Having just spent the best part of the morning debugging this behaviour, I thought it was worthwhile sharing with the community.
Let me first describe the situation I was finding:
- I had previously created lots of APIs with mutual SSL on the GW (require SSL with client certificate authentication).
Typically the client certs are self signed certs generated by the consumers of the APIs - the public cert being stored in a FIP and compared in the policy to allow access to a particular client.
I've done tons of these for various customers.
To test with SOAPUI, add the p12 key to the SSL options, etc and all is well - GW prompts for client cert on testing a mutual SSL API - soapui sends cert, job done.
If any of above is new to you - plenty of info on internet about setting soapui up to send client certs, etc.
Now, with a new customer, I had another mutual SSL requirement for an API - so did it again. BUT suddenly soapui is not working anymore - it is not sending the cert.
OK, that's enough background - I won't go into the 4 hours of debug - just present solution now:
- SOAPUI 5.3.0 (all all previous version afaik) has the following weird behaviour:
- If the SSG is set to allow TLS1.0 only (the default until I believe v9.0 of the GW), then SOAPUI works fine - it does the handshake, gets asked for client cert, provides it, GW verifies in policy and all is good.
-If the SSG is set to allow any other versions (1.1 only, 1.2 only, 1.1+1.2, 1.0+1.1, 1.0+1.2, 1.0+1.1+1.2) soapui will fail to work. It will not send the client cert at all and your policy will therefore fail since no client cert was received.
Now this is not strickly speaking just a soapui issue, but an interpretation it is making for RFC 2246:
https://www.ietf.org/rfc/rfc2246.txt
When the server (the GW) asks for a cert it tells the client what cyphers it likes, and what CAs it PREFERS:
page 41:
"
certificate_authorities A list of the distinguished names of acceptable certificate authorities. These distinguished names may specify a desired distinguished name for a root CA or for a subordinate CA; thus, this message can be used both to describe known roots and a desired authorization space.
"
Now, by default if there are no CA capable keys in the GW private key store, this will be (wrongly imho) the server's SSL key (which in almost all cases is not a CA capable key).
IF there are CA capable keys in the GW private key store, it is set to a list of those.
What soapui seems to do ONLY honor this when it doesn't negotiate TLS1.0. If it's TLS1.0 - all is well.
NOTE: it does this even when TLS1.0 is still supported since it does 'support' TLS1.1 - so it effectively breaks itself by choosing 1.1 if it's available on the server.

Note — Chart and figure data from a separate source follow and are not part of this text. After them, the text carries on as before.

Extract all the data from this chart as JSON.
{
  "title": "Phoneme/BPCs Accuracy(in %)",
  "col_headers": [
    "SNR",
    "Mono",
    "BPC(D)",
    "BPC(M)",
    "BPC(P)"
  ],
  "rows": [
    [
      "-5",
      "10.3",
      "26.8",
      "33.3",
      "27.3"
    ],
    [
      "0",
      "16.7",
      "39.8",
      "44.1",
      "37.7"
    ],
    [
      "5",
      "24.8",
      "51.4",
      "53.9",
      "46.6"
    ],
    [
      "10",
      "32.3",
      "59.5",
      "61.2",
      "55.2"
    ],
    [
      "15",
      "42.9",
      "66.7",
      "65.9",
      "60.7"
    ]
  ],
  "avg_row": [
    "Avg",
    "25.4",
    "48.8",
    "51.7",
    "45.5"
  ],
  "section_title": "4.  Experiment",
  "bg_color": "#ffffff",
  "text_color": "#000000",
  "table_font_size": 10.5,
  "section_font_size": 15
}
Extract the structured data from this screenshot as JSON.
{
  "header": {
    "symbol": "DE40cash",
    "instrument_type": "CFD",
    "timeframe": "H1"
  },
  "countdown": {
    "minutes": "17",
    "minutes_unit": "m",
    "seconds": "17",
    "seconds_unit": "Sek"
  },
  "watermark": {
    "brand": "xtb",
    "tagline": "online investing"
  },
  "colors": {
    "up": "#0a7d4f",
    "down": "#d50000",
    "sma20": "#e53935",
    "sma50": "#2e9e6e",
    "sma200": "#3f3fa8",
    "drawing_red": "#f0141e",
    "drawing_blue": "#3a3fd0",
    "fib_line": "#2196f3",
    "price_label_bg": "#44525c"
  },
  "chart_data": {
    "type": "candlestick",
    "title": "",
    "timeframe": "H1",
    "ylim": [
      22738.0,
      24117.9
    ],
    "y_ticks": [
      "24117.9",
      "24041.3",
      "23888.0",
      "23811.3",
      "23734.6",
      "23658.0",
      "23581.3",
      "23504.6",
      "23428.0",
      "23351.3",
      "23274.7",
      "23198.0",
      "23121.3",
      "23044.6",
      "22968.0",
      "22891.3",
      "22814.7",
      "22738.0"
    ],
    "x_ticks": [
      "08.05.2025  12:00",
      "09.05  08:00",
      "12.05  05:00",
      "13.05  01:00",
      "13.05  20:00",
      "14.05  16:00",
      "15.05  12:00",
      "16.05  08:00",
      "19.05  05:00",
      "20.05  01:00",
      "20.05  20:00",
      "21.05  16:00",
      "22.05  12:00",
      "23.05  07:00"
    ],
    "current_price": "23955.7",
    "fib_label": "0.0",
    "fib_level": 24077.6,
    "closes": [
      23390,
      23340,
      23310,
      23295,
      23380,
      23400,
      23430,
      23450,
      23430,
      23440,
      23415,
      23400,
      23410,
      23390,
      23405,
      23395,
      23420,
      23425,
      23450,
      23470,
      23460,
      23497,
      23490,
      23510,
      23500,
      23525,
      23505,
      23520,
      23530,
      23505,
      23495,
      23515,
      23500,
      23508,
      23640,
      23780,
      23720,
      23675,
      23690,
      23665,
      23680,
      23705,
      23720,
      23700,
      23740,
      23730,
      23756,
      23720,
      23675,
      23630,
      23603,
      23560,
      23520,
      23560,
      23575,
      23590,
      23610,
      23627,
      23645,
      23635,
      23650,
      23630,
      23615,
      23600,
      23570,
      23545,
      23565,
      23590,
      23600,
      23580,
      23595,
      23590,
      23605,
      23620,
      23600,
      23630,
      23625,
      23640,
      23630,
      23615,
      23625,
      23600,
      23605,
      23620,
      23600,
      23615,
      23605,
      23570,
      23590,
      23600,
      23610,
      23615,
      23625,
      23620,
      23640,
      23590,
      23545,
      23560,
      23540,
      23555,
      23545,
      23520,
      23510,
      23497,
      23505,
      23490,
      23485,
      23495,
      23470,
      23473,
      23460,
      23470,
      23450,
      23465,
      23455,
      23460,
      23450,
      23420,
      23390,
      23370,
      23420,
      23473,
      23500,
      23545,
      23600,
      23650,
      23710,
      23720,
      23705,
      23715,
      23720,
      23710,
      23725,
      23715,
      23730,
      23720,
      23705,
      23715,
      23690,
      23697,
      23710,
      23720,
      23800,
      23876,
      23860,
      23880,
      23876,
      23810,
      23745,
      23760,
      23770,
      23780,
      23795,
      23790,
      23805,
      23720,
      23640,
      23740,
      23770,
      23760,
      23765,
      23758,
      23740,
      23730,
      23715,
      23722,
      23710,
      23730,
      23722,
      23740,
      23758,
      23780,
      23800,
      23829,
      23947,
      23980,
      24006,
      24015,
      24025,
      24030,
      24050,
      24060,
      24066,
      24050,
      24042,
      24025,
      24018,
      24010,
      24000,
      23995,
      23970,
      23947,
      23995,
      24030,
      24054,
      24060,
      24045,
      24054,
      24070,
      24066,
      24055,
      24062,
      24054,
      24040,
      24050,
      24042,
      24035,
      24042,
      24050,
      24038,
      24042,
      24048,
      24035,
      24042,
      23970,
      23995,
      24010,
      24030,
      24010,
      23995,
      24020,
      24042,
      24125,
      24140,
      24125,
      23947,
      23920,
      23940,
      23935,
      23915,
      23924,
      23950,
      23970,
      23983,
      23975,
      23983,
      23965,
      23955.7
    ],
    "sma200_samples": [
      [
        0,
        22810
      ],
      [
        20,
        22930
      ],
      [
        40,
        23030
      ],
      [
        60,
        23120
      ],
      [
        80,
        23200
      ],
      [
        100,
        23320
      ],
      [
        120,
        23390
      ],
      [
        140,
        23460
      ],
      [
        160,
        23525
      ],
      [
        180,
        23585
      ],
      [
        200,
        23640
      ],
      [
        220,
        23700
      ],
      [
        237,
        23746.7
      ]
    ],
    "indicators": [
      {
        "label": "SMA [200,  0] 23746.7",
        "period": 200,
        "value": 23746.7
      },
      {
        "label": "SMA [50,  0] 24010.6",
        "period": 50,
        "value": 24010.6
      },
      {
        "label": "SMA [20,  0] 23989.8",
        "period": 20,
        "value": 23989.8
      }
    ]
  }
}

From a client point of view I don't know how many clients/consumers this behaviour effects - it depends on their implementation of RFC2246 frankly.
Worst case:
- you have mutual SSL protected APIs developed with self signed certs now - working fine with your SSL settings configured at the default of TLS1.0 only (I know this is terrible - but it WAS the default until v9.0). If a pen test, etc points out this as bad (as it should) and you disable TLS1.0 and enable 1.1 and/or 1.2 - there is a possibility that some/all of your clients will not be able to connect to your mutual SSL APIs anymore IF their client code/libraries implement RFC2246 in the same way as soapui (i.e. it's asking for cert signed by CA 'bob.com' - the one I have is a self signed cert - so I won't send it)
Best case:
- your clients all hard send the certs anyway, and effectively ignore the CA list in the servers client cert request. This is the case with command line tools for example - like wget and curl which still work fine.
NOTE: This is not a GW bug. I am simply pointing out that the vagaries of client authentication in the RFC will mean that a variety of implementation are out there consuming any mutual SSL APIs you have - so IF/when you turn off TLS1.0 expect to have to do some regression testing to determine if you are affected by the above.
OK - so you've tested - and it IS worst case - your callers code isn't sending the certs anymore. What can you do ?
Well, you need to do the following:
1. create a CA capable cert of the GW (see docs)
2. ask your customers to generate a CSR for their current client cert and send you it
3. sign the CSR in the GW PM with the new CA capable cert you have created.
4. give customers the signed cert and tell them to replace the cert chain of their key with that.
5. customer now can use same client key (but now it's signed with CA)
NOTE: no policy changes should be required since it's the same client key still - so still valid in any FIP you have it in, will still authenticate with whatever code you had in there to do that previously, etc.
Now, when the SSL handshake starts, the GW will ask the client for a cert, and will tell it that it would prefer one signed by the CA capable cert CN you just created.
Since the client cert IS now signed by a CA in that list, it will send it and all will be well.